Billions of trees and gallons of water are used every year to create receipts generating a substantial amount of waste and CO2 (Carbon-dioxide). This tally is only soaring with the increased demand. In this journal, we will be touching base on many of the issues we face in the use of paper receipts and why it is imperative we act fast in dealing with other alternatives.
An alarming study shows that 90% of receipts end up in the trash, which is when I decided to venture out and do a little research. Approaching members of the public at various supermarkets, the majority seemed to dispose of their receipts even before exiting the store, giving the impression these receipts hold little significance to them and are merely a “hinderance”.
For those who kept their receipts, I was told of the difficulties in actually keeping all receipts safely and organised as paper of this magnitude is very easily lost. Furthermore, fragility is always as an issue as the paper is easily damaged and destroyed.
Next, there were those who had attempted to recycle their receipts in the paper category, however, receipts are unrecyclable due to the BPA, an industrial chemical that has been used to make certain plastics and resins, present in the receipt, and could easily contaminate a whole load of recycling along with polluting underground water on decomposition, which leads me onto the next chapter…
Paper receipts are not only difficult to manage and recycle, but also hold many potential health risks with the expose of BPA. BPA or “Bisphenol A.” plastic compact is a very common use in paper receipts, the same chemical banned from plastic bottles.
Approximately 90% of receipts are coated with BPA, a plastic compact which is suspected to cause cancer, obesity, type 2 diabetes, and premature puberty. Today, BPA surface exposes you to the substance as it can be absorbed via the skin, and to add, the amount of BPA found in receipts is approximately 1000 times greater than that of food lining and bottles – a worrying thought when you consider how many receipts a cashier would handle on a daily basis.
Many stores have already adapted the digital receipt option with many opting not to
Why have digital receipts not been fully adapted yet?
- Many high chain stores have not fully adapted the digital receipts and it could be down to many things.
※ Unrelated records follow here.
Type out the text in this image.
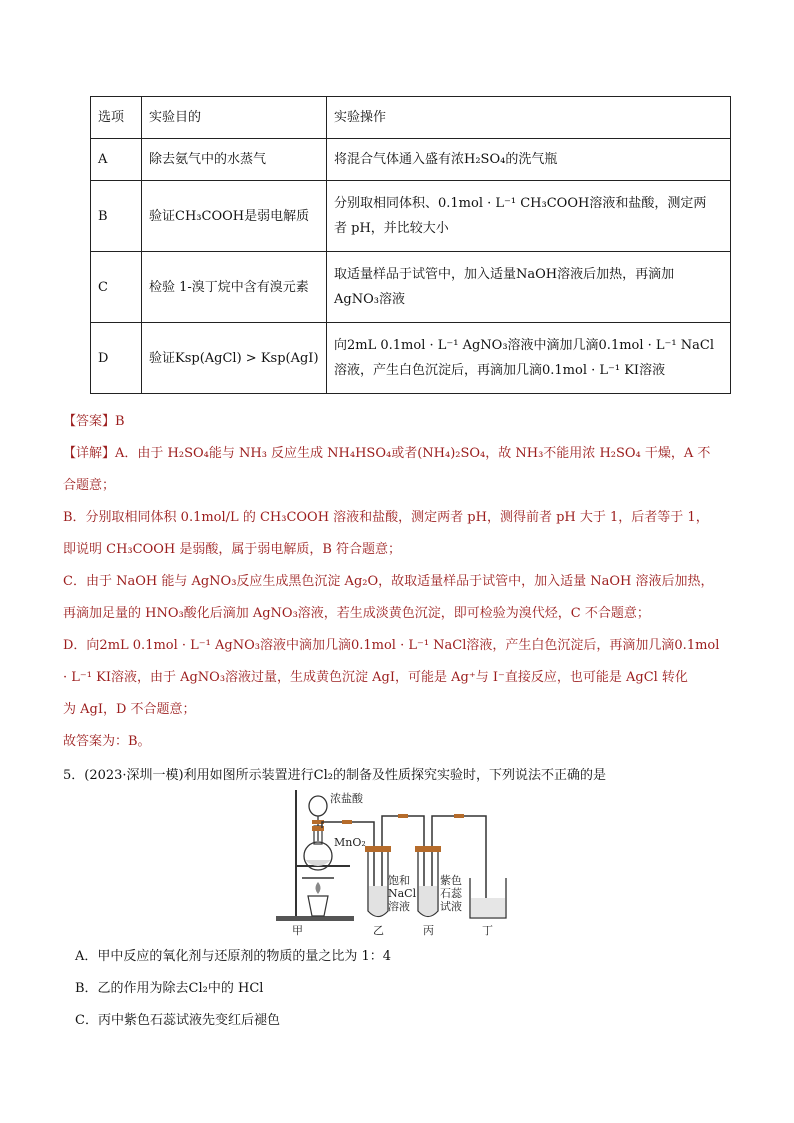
选项	实验目的	实验操作
A	除去氨气中的水蒸气	将混合气体通入盛有浓H₂SO₄的洗气瓶
B	验证CH₃COOH是弱电解质	分别取相同体积、0.1mol · L⁻¹ CH₃COOH溶液和盐酸，测定两
者 pH，并比较大小

C	检验 1-溴丁烷中含有溴元素	取适量样品于试管中，加入适量NaOH溶液后加热，再滴加
AgNO₃溶液

D	验证Ksp(AgCl) > Ksp(AgI)	向2mL 0.1mol · L⁻¹ AgNO₃溶液中滴加几滴0.1mol · L⁻¹ NaCl
溶液，产生白色沉淀后，再滴加几滴0.1mol · L⁻¹ KI溶液
【答案】B
【详解】A．由于 H₂SO₄能与 NH₃ 反应生成 NH₄HSO₄或者(NH₄)₂SO₄，故 NH₃不能用浓 H₂SO₄ 干燥，A 不
合题意；
B．分别取相同体积 0.1mol/L 的 CH₃COOH 溶液和盐酸，测定两者 pH，测得前者 pH 大于 1，后者等于 1，
即说明 CH₃COOH 是弱酸，属于弱电解质，B 符合题意；
C．由于 NaOH 能与 AgNO₃反应生成黑色沉淀 Ag₂O，故取适量样品于试管中，加入适量 NaOH 溶液后加热，
再滴加足量的 HNO₃酸化后滴加 AgNO₃溶液，若生成淡黄色沉淀，即可检验为溴代烃，C 不合题意；
D．向2mL 0.1mol · L⁻¹ AgNO₃溶液中滴加几滴0.1mol · L⁻¹ NaCl溶液，产生白色沉淀后，再滴加几滴0.1mol
· L⁻¹ KI溶液，由于 AgNO₃溶液过量，生成黄色沉淀 AgI，可能是 Ag⁺与 I⁻直接反应，也可能是 AgCl 转化
为 AgI，D 不合题意；
故答案为：B。
5．(2023·深圳一模)利用如图所示装置进行Cl₂的制备及性质探究实验时，下列说法不正确的是
浓盐酸
MnO₂
饱和
NaCl
溶液
紫色
石蕊
试液
甲	乙	丙	丁
A．甲中反应的氧化剂与还原剂的物质的量之比为 1：4
B．乙的作用为除去Cl₂中的 HCl
C．丙中紫色石蕊试液先变红后褪色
Going in and speaking to managers at various chains, I was informed cost were a high factor in refusing to adapt:
- Many chains could incur substantial charges in updating their services to accommodate the new digitalisation.
- People prefer older ways as they may feel the concept of having to use a device to collect receipts far too complex and troublesome.
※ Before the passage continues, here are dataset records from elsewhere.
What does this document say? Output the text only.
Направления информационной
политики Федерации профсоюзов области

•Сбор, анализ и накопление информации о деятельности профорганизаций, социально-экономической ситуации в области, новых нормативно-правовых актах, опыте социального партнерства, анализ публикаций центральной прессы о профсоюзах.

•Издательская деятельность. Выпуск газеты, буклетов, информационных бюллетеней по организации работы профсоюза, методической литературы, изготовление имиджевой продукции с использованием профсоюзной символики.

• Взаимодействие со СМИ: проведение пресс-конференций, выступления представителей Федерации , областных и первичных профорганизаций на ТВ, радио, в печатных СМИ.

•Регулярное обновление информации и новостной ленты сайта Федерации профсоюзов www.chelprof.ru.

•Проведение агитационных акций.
- Lack of understanding of the significant harm they are contributing to the planet.
Digitalisation is a promising development we should explore as it limits the whole use of printing out paper and polluting the planet as a result. Not only do we save a substantial amount of natural resources, but we also take into consideration the health and wellbeing of humanity.
Education – merchants printing 1000 receipts a day will spend approximately £10,000 a year on receipts alone, generating a substantial amount of waste in the process, and it is essential to raise such awareness as a particular sector may deem the extra expenses for undertaking digitalisation too much but in fact be would cutting costs in other areas.